C'est un comble!

La France mal classée 

Direct Matin  -  lundi 2 mai 2016
"Selon la dernière étude PISA qui a mesuré en 2012 les performances des élèves de 15 ansdans les systèmes éducatifs de soixante-cinq pays, la France est à la traîne des nations les plus développées.
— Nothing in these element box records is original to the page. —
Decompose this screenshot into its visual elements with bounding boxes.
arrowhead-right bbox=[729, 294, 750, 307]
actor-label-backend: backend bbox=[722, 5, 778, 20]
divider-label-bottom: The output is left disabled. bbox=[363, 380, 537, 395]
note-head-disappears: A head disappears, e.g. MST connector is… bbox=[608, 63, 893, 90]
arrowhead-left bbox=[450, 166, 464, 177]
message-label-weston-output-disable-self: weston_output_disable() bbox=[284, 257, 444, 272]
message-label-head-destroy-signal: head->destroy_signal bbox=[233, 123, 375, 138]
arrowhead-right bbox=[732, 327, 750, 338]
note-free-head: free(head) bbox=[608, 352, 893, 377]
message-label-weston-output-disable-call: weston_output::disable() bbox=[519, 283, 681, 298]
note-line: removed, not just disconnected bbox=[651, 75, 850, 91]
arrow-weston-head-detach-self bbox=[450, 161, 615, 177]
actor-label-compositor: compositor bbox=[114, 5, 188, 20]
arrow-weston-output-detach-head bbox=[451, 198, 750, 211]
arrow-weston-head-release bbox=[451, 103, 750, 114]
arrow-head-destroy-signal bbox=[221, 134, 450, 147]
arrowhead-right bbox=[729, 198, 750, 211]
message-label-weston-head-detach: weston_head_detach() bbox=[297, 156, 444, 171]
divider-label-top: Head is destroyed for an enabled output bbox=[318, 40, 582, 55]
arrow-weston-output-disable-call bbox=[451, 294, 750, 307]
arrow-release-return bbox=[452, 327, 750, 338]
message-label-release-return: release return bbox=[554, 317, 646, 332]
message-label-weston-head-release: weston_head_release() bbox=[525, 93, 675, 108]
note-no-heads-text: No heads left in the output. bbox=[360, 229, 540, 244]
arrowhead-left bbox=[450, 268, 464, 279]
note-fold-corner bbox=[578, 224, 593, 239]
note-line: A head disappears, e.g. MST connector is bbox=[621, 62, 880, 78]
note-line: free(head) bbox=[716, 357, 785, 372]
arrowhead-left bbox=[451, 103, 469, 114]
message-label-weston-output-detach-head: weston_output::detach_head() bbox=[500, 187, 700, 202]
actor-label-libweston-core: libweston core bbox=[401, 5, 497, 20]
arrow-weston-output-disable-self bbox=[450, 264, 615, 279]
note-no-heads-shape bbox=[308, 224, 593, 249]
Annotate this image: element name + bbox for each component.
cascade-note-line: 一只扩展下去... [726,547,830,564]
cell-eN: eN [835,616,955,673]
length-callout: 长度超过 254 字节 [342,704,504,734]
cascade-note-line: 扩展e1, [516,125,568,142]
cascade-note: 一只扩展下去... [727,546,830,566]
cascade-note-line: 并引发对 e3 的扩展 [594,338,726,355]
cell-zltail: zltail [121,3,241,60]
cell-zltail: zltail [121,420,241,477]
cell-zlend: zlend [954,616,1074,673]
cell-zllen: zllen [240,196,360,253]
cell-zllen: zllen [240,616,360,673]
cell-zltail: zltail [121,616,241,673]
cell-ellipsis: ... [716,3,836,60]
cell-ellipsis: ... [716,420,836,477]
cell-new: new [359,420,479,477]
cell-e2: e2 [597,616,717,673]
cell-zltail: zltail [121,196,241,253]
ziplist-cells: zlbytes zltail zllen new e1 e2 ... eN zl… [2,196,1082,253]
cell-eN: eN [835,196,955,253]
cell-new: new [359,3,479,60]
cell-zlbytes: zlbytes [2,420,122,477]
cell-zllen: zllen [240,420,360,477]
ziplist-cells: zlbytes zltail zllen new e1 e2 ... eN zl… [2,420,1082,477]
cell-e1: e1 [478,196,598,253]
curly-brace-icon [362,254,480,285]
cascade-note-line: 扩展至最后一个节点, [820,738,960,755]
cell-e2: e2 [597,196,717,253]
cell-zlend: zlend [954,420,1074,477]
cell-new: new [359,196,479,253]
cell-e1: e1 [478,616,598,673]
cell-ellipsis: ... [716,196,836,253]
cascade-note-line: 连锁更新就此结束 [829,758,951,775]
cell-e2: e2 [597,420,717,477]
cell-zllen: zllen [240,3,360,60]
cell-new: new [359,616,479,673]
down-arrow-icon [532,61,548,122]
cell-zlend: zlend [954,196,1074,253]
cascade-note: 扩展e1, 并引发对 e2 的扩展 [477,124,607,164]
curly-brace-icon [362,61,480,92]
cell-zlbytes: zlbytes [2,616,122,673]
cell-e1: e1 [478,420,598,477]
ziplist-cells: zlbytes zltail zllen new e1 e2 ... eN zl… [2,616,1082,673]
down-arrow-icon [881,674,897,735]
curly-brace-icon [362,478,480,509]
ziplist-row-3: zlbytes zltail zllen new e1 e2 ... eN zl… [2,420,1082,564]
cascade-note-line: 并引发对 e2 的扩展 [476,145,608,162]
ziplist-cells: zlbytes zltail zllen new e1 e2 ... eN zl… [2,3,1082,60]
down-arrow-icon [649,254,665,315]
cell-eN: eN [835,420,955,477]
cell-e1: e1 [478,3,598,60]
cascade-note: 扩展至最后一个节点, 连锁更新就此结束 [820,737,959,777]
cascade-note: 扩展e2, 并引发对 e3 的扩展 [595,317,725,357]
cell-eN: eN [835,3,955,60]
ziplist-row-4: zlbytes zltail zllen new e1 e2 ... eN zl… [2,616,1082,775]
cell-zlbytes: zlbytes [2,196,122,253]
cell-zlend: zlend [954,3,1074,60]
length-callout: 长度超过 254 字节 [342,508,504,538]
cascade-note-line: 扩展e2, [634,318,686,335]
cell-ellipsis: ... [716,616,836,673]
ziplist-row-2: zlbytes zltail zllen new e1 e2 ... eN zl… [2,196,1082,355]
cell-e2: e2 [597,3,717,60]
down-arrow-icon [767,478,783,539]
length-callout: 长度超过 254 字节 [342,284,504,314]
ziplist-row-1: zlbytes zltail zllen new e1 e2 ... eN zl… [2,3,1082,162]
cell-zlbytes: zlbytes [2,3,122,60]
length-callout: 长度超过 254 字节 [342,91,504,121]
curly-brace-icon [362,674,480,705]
En effet, en mathématiques, elle arrive à la 25ème place du classement, derrière le Vietnam ou encore la Slovénie.
En science, le pays est 26ème, alors que la Belgique ou la Pologne font beaucoup mieux.
En ce qui concerne la lecture, les petits Français sont meilleurs en se classant 21è, devant les Italiens et les Autrichiens.

                                  ON CROIT RÊVER QUAND ON VOIT L'ARTICLE SUIVANT !!!!!!!!!

Le gouvernement très fier de ses résultats scolaires

Lundi 2 et mardi 3 mai, l’exécutif, premier ministre et président de la République compris, s’adresse à 2000 responsables éducatifs, à Paris, pour vanter les mérites de sa « refondation » de l’école.
Les ministres de l’éducation Najat Vallaud-Belkacem et Vincent Peillon à leur arrivée au palais Brongniart à Paris le 2 mai 2016 . 
Les ministres de l’éducation Najat Vallaud-Belkacem et Vincent Peillon à leur arrivée au palais Brongniart à Paris le 2 mai 2016 . / Dominique Faget/AFP
Avait-on vraiment besoin de réunir, deux jours durant, sous les ors du Palais Brongniart, à Paris, 2000 responsables éducatifs pour dresser, selon les mots de Najat Vallaud-Belkacem, un « bilan d’étape » des réformes entreprises depuis 2012 ? Cette question était sur de nombreuses lèvres, lundi 2 mai, à l’ouverture de ces Journées de la refondation de l’école de la République.
En guise d’introduction, les trois ministres de l’éducation de l’ère Hollande (Vincent Peillon, Benoît Hamon et Najat Vallaud-Belkacem) ont pris la parole successivement, longuement, et avec plus ou moins de lyrisme, pour se féliciter des transformations engagées. Un exercice d’autosatisfaction, avec invocation incessante des « valeurs de la République », et ponctué d’emprunts à Alain, Kundera, Valéry et même De Gaulle, cité par l’actuelle ministre.
(...) Pour autant, nombre de spécialistes de l’éducation s’accordent à dire que le mot « refondation », intellectuellement séduisant, ne saurait vraiment caractériser les changements intervenus, sans commune mesure avec les besoins d’une école qui n’arrive pas à apprendre à lire, écrire et compter à une part non négligeable de la jeunesse.